Pemerintah, lanjut dia, mendukung pengembangan panas bumi dengan berbagai insentif yang dimungkinkan. Tarif yang sekarang sedang disusun pemerintah, khususnya dalam bentuk Peraturan Presiden.
“Kami pastikan balik modalnya cepat, tapi juga memaksimalkan kemampuan negara, sehingga angka tidak stay di angka yang tinggi. Sedang dipikir, saya ingin seperti yang di migas, ada komitmen untuk menambah cadangan,” katanya.

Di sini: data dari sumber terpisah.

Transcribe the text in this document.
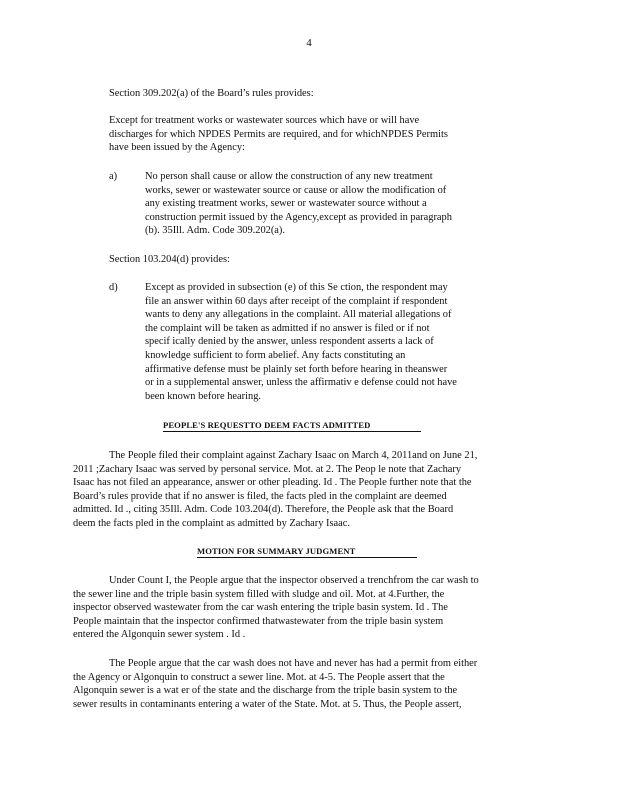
4
Section 309.202(a) of the Board’s rules provides:
Except for treatment works or wastewater sources which have or will have
discharges for which NPDES Permits are required, and for whichNPDES Permits
have been issued by the Agency:
a)	No person shall cause or allow the construction of any new treatment
works, sewer or wastewater source or cause or allow the modification of
any existing treatment works, sewer or wastewater source without a
construction permit issued by the Agency,except as provided in paragraph
(b). 35Ill. Adm. Code 309.202(a).
Section 103.204(d) provides:
d)	Except as provided in subsection (e) of this Se ction, the respondent may
file an answer within 60 days after receipt of the complaint if respondent
wants to deny any allegations in the complaint. All material allegations of
the complaint will be taken as admitted if no answer is filed or if not
specif ically denied by the answer, unless respondent asserts a lack of
knowledge sufficient to form abelief. Any facts constituting an
affirmative defense must be plainly set forth before hearing in theanswer
or in a supplemental answer, unless the affirmativ e defense could not have
been known before hearing.
PEOPLE'S REQUESTTO DEEM FACTS ADMITTED
The People filed their complaint against Zachary Isaac on March 4, 2011and on June 21,
2011 ;Zachary Isaac was served by personal service. Mot. at 2. The Peop le note that Zachary
Isaac has not filed an appearance, answer or other pleading. Id . The People further note that the
Board’s rules provide that if no answer is filed, the facts pled in the complaint are deemed
admitted. Id ., citing 35Ill. Adm. Code 103.204(d). Therefore, the People ask that the Board
deem the facts pled in the complaint as admitted by Zachary Isaac.
MOTION FOR SUMMARY JUDGMENT
Under Count I, the People argue that the inspector observed a trenchfrom the car wash to
the sewer line and the triple basin system filled with sludge and oil. Mot. at 4.Further, the
inspector observed wastewater from the car wash entering the triple basin system. Id . The
People maintain that the inspector confirmed thatwastewater from the triple basin system
entered the Algonquin sewer system . Id .
The People argue that the car wash does not have and never has had a permit from either
the Agency or Algonquin to construct a sewer line. Mot. at 4-5. The People assert that the
Algonquin sewer is a wat er of the state and the discharge from the triple basin system to the
sewer results in contaminants entering a water of the State. Mot. at 5. Thus, the People assert,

Panas bumi dinilai banyak kemiripan dengan migas, sehingga cadangan semakin bertambah. Eksplorasi yang dilakukan pemerintah sedang berjalan, di Nage dan Cisolok.
Ini diharapkan bisa memberikan penyesuaian dari sisi harga. Kalau ini dilakukan pemerintah, kan sampai sekarang tidak ada bank yang mau memberikan pendanaan karena resikonya tinggi.
“Harga panas bumi, saat ini sedang saya lunakkan. Saya akan dorong panas bumi yang layak secara keekonomiannya, sehingga bisa memanfaatkan panas bumi itu sebagai baseload. Keekonomiannya win win dari sisi konsumen dan produsen,” katanya.
Ketua Umum Masyarakat Energi Terbarukan Indonesia (METI) Surya Darma, mengatakan eksplorasi panas bumi penuh risiko, menjadi tantangan utama dalam alur bisnis pengembangan PLTP. Risiko panas bumi memang lebih rendah dari minyak bumi, tapi penuh risiko.
Menurut Surya, pengembangan panas bumi itu tidak bisa dilakukan sendiri, perlu melibatkan berbagai pihak, pelaku usaha, pemerintah, dan investor. “Kalau menjadi backbone, harus pelan-pelan dinaikkan kapasitasnya. Karena menjadi andalan,” katanya.